Lo sarcástico es que por cada europeo vilmente asesinado van a morir vilmente asesinados docenas de musulmanes. ¿A alguien se le ha ocurrido pensar que la existencia de individuos de esta ralea —capaces de autoinmolarse en público y llevarse por delante a unos cuantos infieles— proviene de la consideración intelectual de unos sabios que, oculta y deliberadamente, influyen sobre las mentes, ofreciéndoles una nueva tierra prometida?
Al-Ándalus, en estricto sentido histórico, es una amplia extensión ocupada en Europa durante el medievo por los musulmanes. Aunque parezca increíble, ahí radica el éxito de este tipo de terrorismo. Es la lucha por los lindes, el sentido de la posesión territorial que por esas extrañas razones enfrenta a hermanos en una herencia. Les manejan, en el caso del yihadismo, con la magia de la posesión y con el dominio que va adherido a la violencia.

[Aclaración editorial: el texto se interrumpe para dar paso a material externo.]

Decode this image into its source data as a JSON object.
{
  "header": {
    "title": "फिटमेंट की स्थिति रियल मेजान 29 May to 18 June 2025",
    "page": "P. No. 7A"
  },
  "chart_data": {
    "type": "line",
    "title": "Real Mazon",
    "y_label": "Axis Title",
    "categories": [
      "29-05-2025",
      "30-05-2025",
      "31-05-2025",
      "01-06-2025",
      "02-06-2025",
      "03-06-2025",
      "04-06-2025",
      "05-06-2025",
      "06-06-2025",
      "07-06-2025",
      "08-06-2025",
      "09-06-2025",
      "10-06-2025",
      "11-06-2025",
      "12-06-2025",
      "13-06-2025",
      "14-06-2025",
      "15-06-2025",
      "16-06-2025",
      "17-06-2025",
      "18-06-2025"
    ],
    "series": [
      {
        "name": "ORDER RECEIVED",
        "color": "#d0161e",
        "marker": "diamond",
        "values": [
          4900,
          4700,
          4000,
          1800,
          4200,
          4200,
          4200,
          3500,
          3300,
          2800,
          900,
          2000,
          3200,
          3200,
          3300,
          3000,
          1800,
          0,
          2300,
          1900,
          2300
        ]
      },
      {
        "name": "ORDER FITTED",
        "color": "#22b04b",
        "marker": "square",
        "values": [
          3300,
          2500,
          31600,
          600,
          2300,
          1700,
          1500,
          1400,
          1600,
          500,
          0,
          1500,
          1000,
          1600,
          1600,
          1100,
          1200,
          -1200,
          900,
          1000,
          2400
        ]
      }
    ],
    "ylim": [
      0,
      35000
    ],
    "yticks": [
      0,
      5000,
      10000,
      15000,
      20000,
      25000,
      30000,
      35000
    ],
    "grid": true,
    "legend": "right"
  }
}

Es la manida lucha con los moros y contra los moros, en nombre, a la sazón, del santo Santiago, el matamoros, hasta las legendarias hazañas del Cid limpiando con sangre árabe el suelo hispano.
La historia, y no solo la religión, conduce a ciertos deseperados —a quienes previamente han despersonalizado y lavado el cerebro a conciencia— a estallarse ante la presión inconmesurable de occidente y del modo de vida occidental, inmerso en un modelo económico francamente moribundo.
El fundamentalismo aprovecha esta situación para hincar la sobrevaloración de su ideología y para proclamar como valor absoluto algo subjetivo. Los kamikazes condicionan su vida al deseo de sus líderes. No consideran el contenido de lo que profesan sino el continente, es decir, el cerebro moral de quien proviene la orden. Sobre esa ambición debería incidir la acción represora, sobre la de los ideólogos fanáticos, que están libres de tacha.